The findings of a controlled comparison of family-based treatment and individual supportive psychotherapy for adolescents with bulimia nervosa are reported by le Grange et al (SEE ARTICLE). Family-based treatment was statistically and clinically superior to supportive psychotherapy in terms of binge and purge abstinence at posttreatment and at 6-month follow-up.
Keel et al (SEE ARTICLE) examined clinical features and test meal responses in purging disorder. Participants with purging disorder demonstrated significantly greater postprandial cholecystokinin release compared with participants with bulimia nervosa and greater postprandial fullness and gastrointestinal distress compared with participants with bulimia nervosa and controls. Findings support consideration of purging disorder in the classification of eating disorders.

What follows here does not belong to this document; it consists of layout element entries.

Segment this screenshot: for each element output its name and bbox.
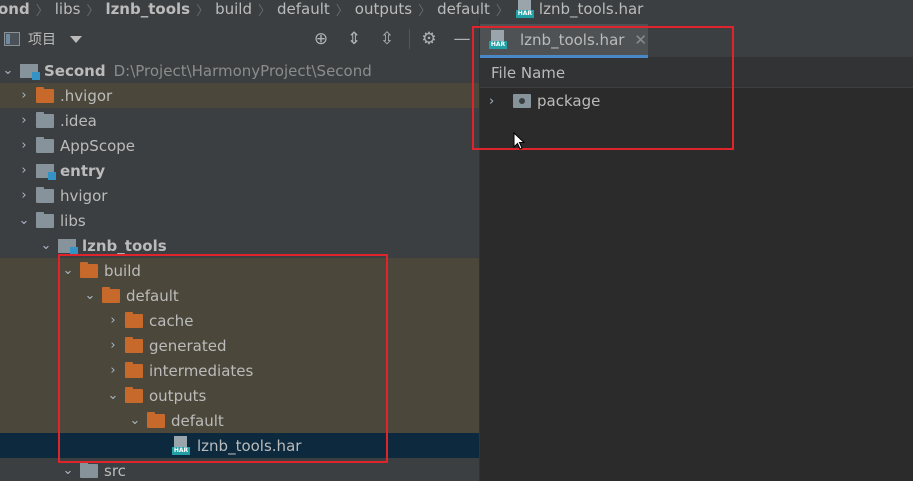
expand-all-icon[interactable]: ⇕ [343, 28, 365, 50]
breadcrumb-item[interactable]: default 〉 [277, 0, 355, 18]
module-folder-icon [58, 238, 78, 255]
chevron-right-icon: 〉 [418, 3, 432, 19]
breadcrumb: ond 〉 libs 〉 lznb_tools 〉 build 〉 default 〉 o… [0, 0, 913, 18]
chevron-right-icon: 〉 [86, 3, 100, 19]
breadcrumb-item[interactable]: build 〉 [215, 0, 277, 18]
breadcrumb-item[interactable]: default 〉 [437, 0, 515, 18]
chevron-right-icon: 〉 [257, 3, 271, 19]
highlight-box-build-output [58, 254, 388, 463]
tree-item-idea[interactable]: › .idea [0, 108, 479, 133]
chevron-down-icon[interactable]: ⌄ [16, 213, 32, 229]
folder-icon [80, 461, 98, 478]
breadcrumb-item[interactable]: outputs 〉 [355, 0, 437, 18]
mouse-cursor-icon [513, 132, 525, 150]
chevron-right-icon[interactable]: › [16, 188, 32, 204]
hide-icon[interactable]: — [451, 28, 473, 50]
highlight-box-har-contents [472, 26, 734, 150]
chevron-right-icon[interactable]: › [16, 113, 32, 129]
folder-icon [36, 186, 54, 203]
project-icon [4, 32, 20, 46]
tree-item-hvigor-dir[interactable]: › .hvigor [0, 83, 479, 108]
chevron-right-icon: 〉 [495, 3, 509, 19]
tree-item-appscope[interactable]: › AppScope [0, 133, 479, 158]
project-path: D:\Project\HarmonyProject\Second [113, 61, 372, 80]
folder-icon [36, 111, 54, 128]
project-view-selector[interactable]: 项目 [4, 29, 82, 49]
module-folder-icon [20, 63, 40, 80]
dropdown-arrow-icon [70, 35, 82, 43]
tree-item-hvigor[interactable]: › hvigor [0, 183, 479, 208]
tree-item-second[interactable]: ⌄ Second D:\Project\HarmonyProject\Secon… [0, 58, 479, 83]
chevron-down-icon[interactable]: ⌄ [38, 238, 54, 254]
module-folder-icon [36, 163, 56, 180]
chevron-right-icon: 〉 [35, 3, 49, 19]
project-toolbar: 项目 ⊕ ⇕ ⇳ ⚙ — [0, 18, 479, 60]
breadcrumb-item[interactable]: ond 〉 [0, 0, 55, 18]
breadcrumb-item[interactable]: libs 〉 [55, 0, 106, 18]
chevron-right-icon: 〉 [335, 3, 349, 19]
breadcrumb-item[interactable]: HAR lznb_tools.har [515, 0, 647, 18]
gear-icon[interactable]: ⚙ [418, 28, 440, 50]
tree-item-libs[interactable]: ⌄ libs [0, 208, 479, 233]
chevron-down-icon[interactable]: ⌄ [0, 63, 16, 79]
chevron-right-icon[interactable]: › [16, 88, 32, 104]
folder-icon [36, 211, 54, 228]
chevron-right-icon[interactable]: › [16, 163, 32, 179]
collapse-all-icon[interactable]: ⇳ [376, 28, 398, 50]
toolbar-divider [409, 29, 410, 49]
folder-icon [36, 136, 54, 153]
chevron-down-icon[interactable]: ⌄ [60, 463, 76, 479]
breadcrumb-item[interactable]: lznb_tools 〉 [105, 0, 215, 18]
har-file-icon: HAR [515, 0, 535, 18]
chevron-right-icon: 〉 [196, 3, 210, 19]
locate-icon[interactable]: ⊕ [310, 28, 332, 50]
project-panel-title: 项目 [28, 32, 56, 48]
folder-icon [36, 86, 54, 103]
chevron-right-icon[interactable]: › [16, 138, 32, 154]
tree-item-entry[interactable]: › entry [0, 158, 479, 183]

A pharmacogenetics study by Ray and Hutchison (SEE ARTICLE) examined the effects of naltrexone on alcohol sensitivity and the moderating role of the A118G single nucleotide polymorphism of the µ-opioid receptor gene (OPRM1). Naltrexone dampened alcohol-induced reward and the effects were stronger among carriers of the G allele on feelings of "high." These findings suggest that lower relapse rates among individuals with the G allele after naltrexone treatment may be due to a more pronounced naltrexone-induced reduction in alcohol reward.
Hutchison et al (SEE ARTICLE) report that analyses ranging from basic biological approaches to clinical outcome data provide evidence that 2 single nucleotide polymorphisms (rs6122429 and rs2236196) in CHRNA4 are functional at a biological level and are associated with nicotine-dependence phenotypes.
Growing up in a single-parent home has been linked to adverse outcomes later in life. Using data from a longitudinal birth cohort, Fergusson et al (SEE ARTICLE) have shown that the associations between exposure to single parenthood and later outcomes, including mental health, achievement, and criminal behavior, could largely be explained by factors related to family background, family functioning, and personal factors associated with exposure to single parenthood rather than the direct effects of single parenthood per se.